= Consort Chen Farong =

Chen Farong (陳法容; 455–479), also known as Chen Zaohua (陈昭华) was an imperial consort of the Chinese Liu Song dynasty. She was a concubine of Emperor Ming, and during his reign, she carried the rank of Zhaohua (昭華), the sixth highest rank for Liu Song imperial consorts.

Consort Chen was from the Liu Song capital Jiankang, and she was regarded as the mother of Emperor Ming's son Liu Zhun (later Emperor Shun), born in August 469, but whether she was his biological mother is a matter of historical dispute.

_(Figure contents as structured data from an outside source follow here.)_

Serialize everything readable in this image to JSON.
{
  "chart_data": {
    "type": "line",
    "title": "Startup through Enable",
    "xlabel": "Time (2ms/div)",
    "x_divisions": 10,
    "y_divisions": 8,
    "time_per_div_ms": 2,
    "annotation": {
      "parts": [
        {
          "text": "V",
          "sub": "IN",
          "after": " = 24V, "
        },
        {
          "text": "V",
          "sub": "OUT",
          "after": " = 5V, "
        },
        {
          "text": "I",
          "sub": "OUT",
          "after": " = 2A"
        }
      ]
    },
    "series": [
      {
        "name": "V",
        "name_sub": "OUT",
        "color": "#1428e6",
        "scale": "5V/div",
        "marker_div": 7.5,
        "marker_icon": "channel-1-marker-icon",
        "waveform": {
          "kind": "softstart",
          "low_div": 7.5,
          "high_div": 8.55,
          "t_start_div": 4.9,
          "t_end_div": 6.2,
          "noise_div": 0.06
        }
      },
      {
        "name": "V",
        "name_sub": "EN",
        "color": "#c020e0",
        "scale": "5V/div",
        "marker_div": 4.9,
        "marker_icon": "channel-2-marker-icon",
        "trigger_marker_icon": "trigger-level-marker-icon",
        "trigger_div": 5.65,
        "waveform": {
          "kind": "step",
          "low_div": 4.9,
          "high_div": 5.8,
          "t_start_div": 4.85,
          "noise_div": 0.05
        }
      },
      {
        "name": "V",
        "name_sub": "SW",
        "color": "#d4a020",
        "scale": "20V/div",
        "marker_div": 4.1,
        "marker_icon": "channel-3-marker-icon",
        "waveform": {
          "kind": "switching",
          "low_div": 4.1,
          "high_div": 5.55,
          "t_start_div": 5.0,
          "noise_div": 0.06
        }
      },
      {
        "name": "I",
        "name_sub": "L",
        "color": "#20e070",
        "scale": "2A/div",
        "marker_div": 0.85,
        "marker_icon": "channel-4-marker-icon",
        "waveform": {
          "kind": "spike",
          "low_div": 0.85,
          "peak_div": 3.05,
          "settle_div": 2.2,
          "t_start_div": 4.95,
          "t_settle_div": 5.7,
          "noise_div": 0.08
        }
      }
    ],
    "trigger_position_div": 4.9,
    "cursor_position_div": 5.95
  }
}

Historical accounts, written during the succeeding Southern Qi Dynasty, indicate that Emperor Ming was impotent, and that although he had 12 sons, those were the results of his having seized his brothers' pregnant concubines and kept the children if they bore males, or his having had his concubines have sexual relations with others. (However, the fact that his wife Empress Wang Zhenfeng had two daughters, although no sons, may argue against such allegations, because it appeared rather unlikely that Emperor Ming would do this over female children—indeed, the allegations stated that he would only do this if his brothers' concubines bore males—or that the morally upright Empress Wang would engage in sexual relations with others, thus suggesting that the allegations were made to delegitimize Emperor Ming's sons, Emperor Houfei and Emperor Shun, vis-à-vis Southern Qi.) Those same accounts indicate that Liu Zhun was actually the biological son of Emperor Ming's brother Liu Xiufan (劉休範), the Prince of Guiyang and one of Liu Xiufan's concubines, and that Emperor Ming had her raise Liu Zhun.

Emperor Ming died in 472, and was succeeded by his son Liu Yu (Emperor Houfei). Because Liu Zhun, as the emperor's brother, carried the title of Prince of Ancheng, Consort Chen was honored as the Princess Dowager of Ancheng. After the impulsive and violent Emperor Houfei was assassinated in 477, the general Xiao Daocheng effectively took over the government and made Liu Zhun a puppet emperor. Consort Chen, as the emperor's mother, was honored as "Consort Dowager" (皇太妃) but not as empress dowager—that title belonged to Emperor Ming's wife Empress Wang. Xiao forced Emperor Shun to yield the throne to him in 479, ending Liu Song and starting Southern Qi, and Emperor Shun was created the Prince of Ruyin. Accordingly, Consort Chen became known as the Princess Dowager of Ruyin. Later that year, the former Emperor Shun was killed by soldiers who were supposed to protect him, and Xiao then ordered a general killing of the Liu clan. It appeared unlikely that Consort Chen would have been killed in the slaughter, although it is not known when she died. It is believed that she died during the beginning years of the Southern Qi.